In classical Ayurvedic formulation, shodhita Vishamushti is combined with Shilajit (mineral pitch) and Ashwagandha (Withania somnifera) in formulations targeting neuromuscular weakness, with the proposed rationale that Shilajit enhances bioavailability of active constituents and Ashwagandha's withanolides provide adaptogenic neuroprotection that may partially buffer excitotoxic risk, though this combination has not been evaluated in pharmacokinetic or safety studies. Traditional Chinese medicine preparations of Ma Qian Zi (processed nux vomica seeds) are combined with frankincense (Boswellia) and myrrh (Commiphora) resins for anti-inflammatory and analgesic effects in rheumatic conditions, where the anti-inflammatory triterpenes may theoretically complement the neurostimulant alkaloids.
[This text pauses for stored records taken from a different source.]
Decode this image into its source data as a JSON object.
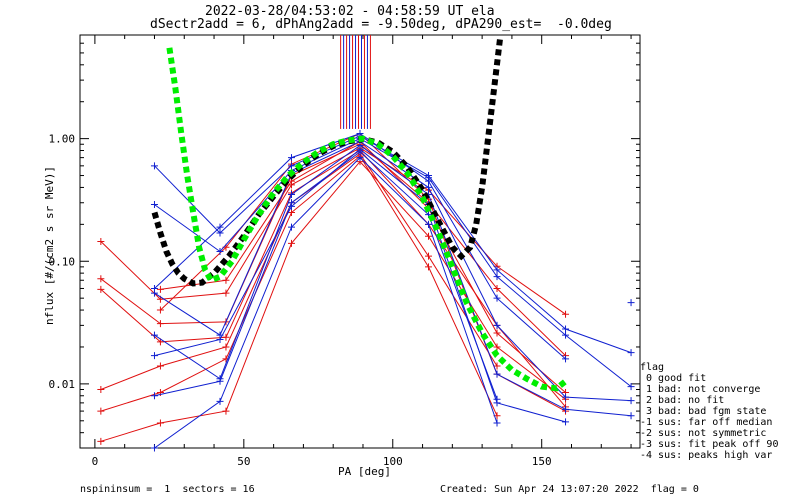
{
  "chart_data": {
    "type": "scatter",
    "title_line1": "2022-03-28/04:53:02 - 04:58:59 UT ela",
    "title_line2": "dSectr2add = 6, dPhAng2add = -9.50deg, dPA290_est=  -0.0deg",
    "xlabel": "PA [deg]",
    "ylabel": "nflux [#/(cm2 s sr MeV)]",
    "xlim": [
      -5,
      183
    ],
    "ylim": [
      0.003,
      7
    ],
    "yscale": "log",
    "x_ticks": [
      0,
      50,
      100,
      150
    ],
    "x_tick_labels": [
      "0",
      "50",
      "100",
      "150"
    ],
    "y_ticks": [
      0.01,
      0.1,
      1.0
    ],
    "y_tick_labels": [
      "0.01",
      "0.10",
      "1.00"
    ],
    "grid": false,
    "legend_position": "right",
    "colors": {
      "red": "#e01010",
      "blue": "#1020d0",
      "green": "#00ee00",
      "black": "#000000"
    },
    "series": [
      {
        "color": "red",
        "x": [
          2,
          22,
          44,
          66,
          89,
          112,
          135,
          158
        ],
        "y": [
          0.145,
          0.049,
          0.055,
          0.42,
          0.84,
          0.38,
          0.091,
          0.037
        ]
      },
      {
        "color": "red",
        "x": [
          2,
          22,
          44,
          66,
          89,
          112,
          135,
          158
        ],
        "y": [
          0.072,
          0.031,
          0.032,
          0.5,
          0.9,
          0.3,
          0.06,
          0.017
        ]
      },
      {
        "color": "red",
        "x": [
          2,
          22,
          44,
          66,
          89,
          112,
          135,
          158
        ],
        "y": [
          0.059,
          0.022,
          0.024,
          0.36,
          0.8,
          0.2,
          0.03,
          0.0065
        ]
      },
      {
        "color": "red",
        "x": [
          2,
          22,
          44,
          66,
          89,
          112,
          135
        ],
        "y": [
          0.009,
          0.014,
          0.02,
          0.3,
          0.75,
          0.11,
          0.014
        ]
      },
      {
        "color": "red",
        "x": [
          2,
          22,
          44,
          66,
          89,
          112,
          135
        ],
        "y": [
          0.006,
          0.0085,
          0.016,
          0.25,
          0.72,
          0.09,
          0.0055
        ]
      },
      {
        "color": "red",
        "x": [
          2,
          22,
          44,
          66,
          89,
          112,
          135,
          158
        ],
        "y": [
          0.0034,
          0.0048,
          0.006,
          0.14,
          0.65,
          0.16,
          0.02,
          0.0075
        ]
      },
      {
        "color": "red",
        "x": [
          22,
          44,
          66,
          89,
          112,
          135,
          158
        ],
        "y": [
          0.04,
          0.13,
          0.62,
          1.1,
          0.32,
          0.012,
          0.006
        ]
      },
      {
        "color": "red",
        "x": [
          22,
          44,
          66,
          89,
          112,
          135,
          158
        ],
        "y": [
          0.059,
          0.07,
          0.45,
          0.95,
          0.27,
          0.026,
          0.0085
        ]
      },
      {
        "color": "blue",
        "x": [
          20,
          42,
          66,
          89,
          112,
          135,
          158,
          180
        ],
        "y": [
          0.6,
          0.17,
          0.6,
          1.05,
          0.5,
          0.085,
          0.028,
          0.018
        ]
      },
      {
        "color": "blue",
        "x": [
          20,
          42,
          66,
          89,
          112,
          135,
          158,
          180
        ],
        "y": [
          0.29,
          0.12,
          0.55,
          1.0,
          0.48,
          0.075,
          0.025,
          0.0095
        ]
      },
      {
        "color": "blue",
        "x": [
          20,
          42,
          66,
          89,
          112,
          135,
          158
        ],
        "y": [
          0.06,
          0.19,
          0.7,
          1.1,
          0.45,
          0.05,
          0.016
        ]
      },
      {
        "color": "blue",
        "x": [
          20,
          42,
          66,
          89,
          112,
          135,
          158,
          180
        ],
        "y": [
          0.055,
          0.025,
          0.52,
          0.95,
          0.4,
          0.03,
          0.0078,
          0.0073
        ]
      },
      {
        "color": "blue",
        "x": [
          20,
          42,
          66,
          89,
          112,
          135,
          158,
          180
        ],
        "y": [
          0.025,
          0.011,
          0.35,
          0.88,
          0.35,
          0.012,
          0.0062,
          0.0055
        ]
      },
      {
        "color": "blue",
        "x": [
          20,
          42,
          66,
          89,
          112,
          135,
          158
        ],
        "y": [
          0.017,
          0.023,
          0.28,
          0.82,
          0.29,
          0.007,
          0.0049
        ]
      },
      {
        "color": "blue",
        "x": [
          20,
          42,
          66,
          89,
          112,
          135
        ],
        "y": [
          0.008,
          0.0105,
          0.3,
          0.78,
          0.24,
          0.0075
        ]
      },
      {
        "color": "blue",
        "x": [
          20,
          42,
          66,
          89,
          112,
          135
        ],
        "y": [
          0.003,
          0.0072,
          0.19,
          0.7,
          0.2,
          0.0048
        ]
      },
      {
        "color": "blue",
        "x": [
          180
        ],
        "y": [
          0.046
        ]
      }
    ],
    "fit_green": {
      "color": "green",
      "style": "thick dotted",
      "x": [
        25,
        27,
        29,
        31,
        33,
        35,
        37,
        39,
        42,
        46,
        50,
        55,
        60,
        65,
        70,
        75,
        80,
        85,
        90,
        95,
        100,
        105,
        110,
        115,
        120,
        125,
        130,
        135,
        140,
        145,
        150,
        155,
        158
      ],
      "y": [
        5.5,
        2.6,
        1.1,
        0.5,
        0.25,
        0.13,
        0.085,
        0.07,
        0.075,
        0.1,
        0.15,
        0.24,
        0.36,
        0.5,
        0.64,
        0.78,
        0.9,
        0.97,
        1.0,
        0.9,
        0.72,
        0.52,
        0.33,
        0.18,
        0.09,
        0.045,
        0.026,
        0.017,
        0.013,
        0.011,
        0.0095,
        0.0092,
        0.0105
      ]
    },
    "fit_black": {
      "color": "black",
      "style": "thick dotted",
      "x": [
        20,
        22,
        24,
        26,
        28,
        30,
        33,
        36,
        40,
        45,
        50,
        55,
        60,
        65,
        70,
        75,
        80,
        85,
        90,
        95,
        100,
        105,
        110,
        115,
        120,
        123,
        126,
        128,
        130,
        131.5,
        133,
        134.5,
        136
      ],
      "y": [
        0.25,
        0.17,
        0.12,
        0.095,
        0.08,
        0.072,
        0.066,
        0.067,
        0.08,
        0.11,
        0.16,
        0.24,
        0.34,
        0.47,
        0.61,
        0.75,
        0.87,
        0.95,
        0.99,
        0.93,
        0.78,
        0.58,
        0.38,
        0.22,
        0.13,
        0.11,
        0.13,
        0.2,
        0.4,
        0.8,
        1.6,
        3.2,
        6.5
      ]
    },
    "vertical_bars": {
      "x": [
        82.5,
        83.5,
        84.5,
        85.5,
        86.5,
        87.5,
        88.5,
        89.5,
        90.5,
        91.5,
        92.5
      ],
      "ymin": 1.2,
      "ymax": 7,
      "colors": [
        "red",
        "blue",
        "red",
        "blue",
        "red",
        "blue",
        "red",
        "blue",
        "red",
        "blue",
        "red"
      ]
    }
  },
  "legend": {
    "title": "flag",
    "items": [
      " 0 good fit",
      " 1 bad: not converge",
      " 2 bad: no fit",
      " 3 bad: bad fgm state",
      "-1 sus: far off median",
      "-2 sus: not symmetric",
      "-3 sus: fit peak off 90",
      "-4 sus: peaks high var"
    ]
  },
  "footer": {
    "left": "nspininsum =  1  sectors = 16",
    "right": "Created: Sun Apr 24 13:07:20 2022  flag = 0"
  }
}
No evidence-based synergistic stacking recommendations can be made for Strychnos nux-vomica given its narrow therapeutic index; any combination use magnifies toxicity risk and must be considered contraindicated outside closely monitored traditional medicine contexts.

Safety & Interactions

Strychnos nux-vomica is classified as a poisonous plant by toxicological authorities worldwide; the estimated lethal oral dose of strychnine in adults is approximately 30–120 mg, equating to roughly 2–8 grams of raw seed powder, and symptoms of toxicity—including muscle rigidity, opisthotonus, convulsions, and respiratory failure—can appear within 15–30 minutes of ingestion with no established antidote beyond supportive care and benzodiazepine-mediated seizure control. Drug interactions are clinically significant: strychnine potentiates CNS stimulants (including caffeine and amphetamines) and antagonizes inhibitory neurotransmitter-enhancing drugs such as baclofen, benzodiazepines, and glycine-site modulators; brucine may inhibit P-glycoprotein, potentially increasing plasma concentrations of co-administered drugs that are P-gp substrates. Strychnos nux-vomica preparations are absolutely contraindicated in pregnancy (abortifacient and teratogenic risk), lactation, children, individuals with seizure disorders, liver disease, renal impairment, or any condition associated with increased neuromotor excitability. No safe supplemental dose has been established by the FDA, EMA, or WHO; the plant is not approved as a dietary supplement ingredient in the United States or European Union, and its use outside rigorous traditional medicine supervision with authenticated processed preparations constitutes an unacceptable safety risk.